Meditavirus había venido de la tierra de las esmeraldas, donde mandaba el señor Carranza. Todo lo dejó; la chagra y la familia y quedó tirado en las calles bogotanas con un pucho en la boca y las ilusiones en el suelo. Pero nunca ha renunciado a seguir viviendo. Recicla, pide, recoge comida del suelo, se parcha con las “locas” en las esquinas, desafía la lluvia con los cartones, se cruza la ciudad de pe a pa. Ha usado cuchillo, se ha dado trompadas con otros ñeros, pero ahí va, porque ni la droga, ni la noche, lo han derrotado. Tose y tose, fuma y fuma y vuelve a amanecer vivo; saluda los Cerros orientales y orienta a los conductores con un trapo rojo. Escribe poesía, cuando no cuida carros.

Meditabundo se había ido para Armenia, a encontrarse con el terremoto. Estaba marcado. Cuando iba de juerga y de paseo, no temblaban ni las carnes de sus amadas de ocasión. La vida era una fiesta. El carnaval nunca terminaba. Ni el guayabo lo azotaba. Pero un día se apuró, renunció en Bogotá, consiguió apartamento en el norte donde vio caer edificios y se tropezó con heridos y muertos, mientras avanzaba por una ciudad desconocida, como un zombi, tratando de llegar al sur, donde su mamá, su hijo y su hermana. Su hija se desmayó a la altura de la Avenida de las Américas y tuvo que cargarla desgonzada y maltratada por la destrucción apocalíptica que sufrió la Ciudad Milagro.
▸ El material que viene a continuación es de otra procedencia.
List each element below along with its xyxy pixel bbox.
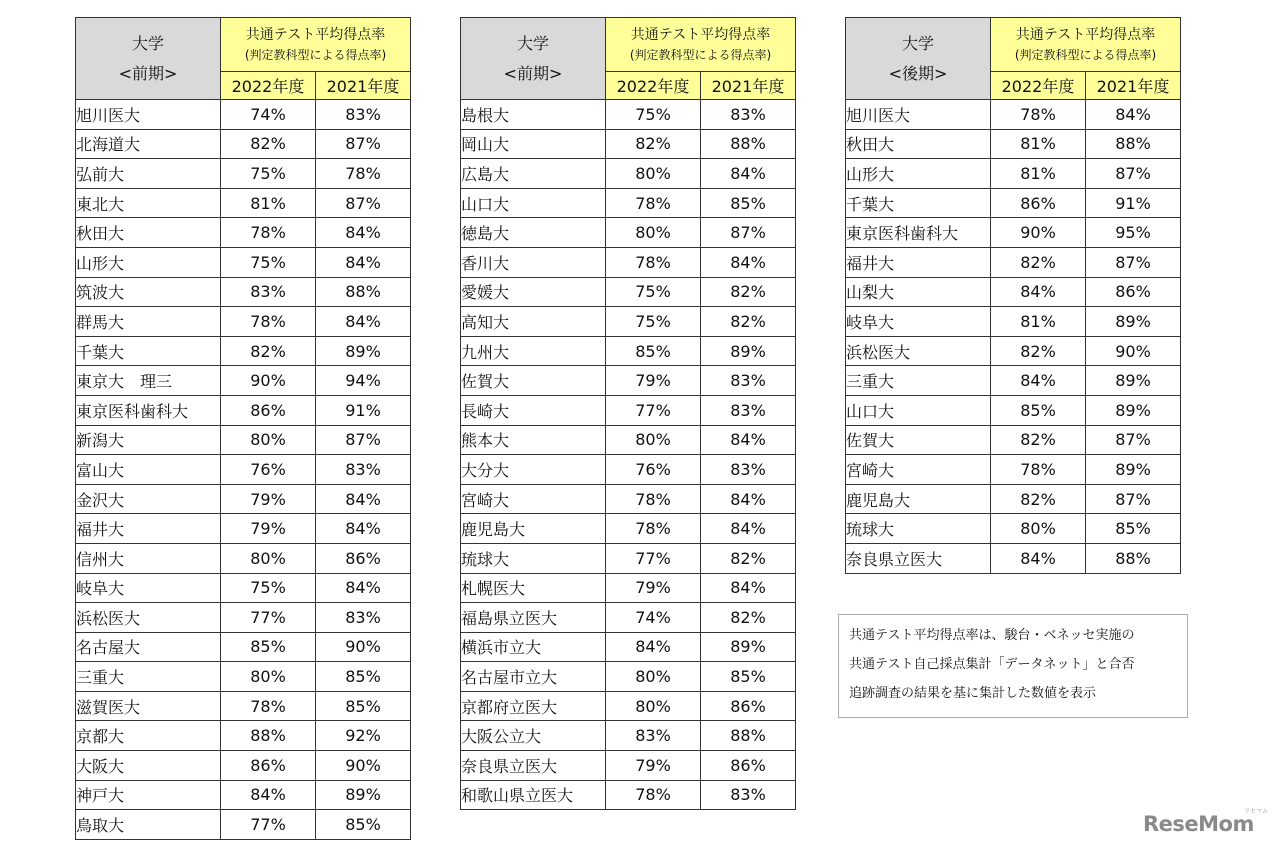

Muchos años después, Meditabundo vería con asombro y alegría, las manifestaciones de la lucha estudiantil y se alegraba que por fin triunfaran los muchachos

Ahora todo lo palpaba con mayor empuje desde un tercer piso, encerrado como un Ioco cualquiera, a punta de pastillas y terapias salvadoras, para resistir el ansia de vivir de una forma diferente, que ya nadie aguantaba.

¿Dónde estará Meditavirus? escribiéndole poemas a la paz que nunca ha conocido. ¿Dónde estará Meditabundo? filosofando sobre la existencia humana, tratando de comprender el horror, las banderas y los “ismos”.

–Ahí te traje una muda de ropa más o menos buena.

–Gracias profe, me la chantaré esta noche.

–Hermano. No la vaya a vender ni a cambiar por una bicha.

–¡Nooo! qué pasa llave, usted sabe que en este parche yo consigo lo mío.

–Suerte y en el camino nos vemos.

Se dieron la mano, sin importar que la de Meditavirus estuviera sucia y la de Meditabundo perfumada. Me quedé mirándolos, analizándolos e imaginándome cómo sería escribir cinco páginas acerca de estas vidas y muchas más.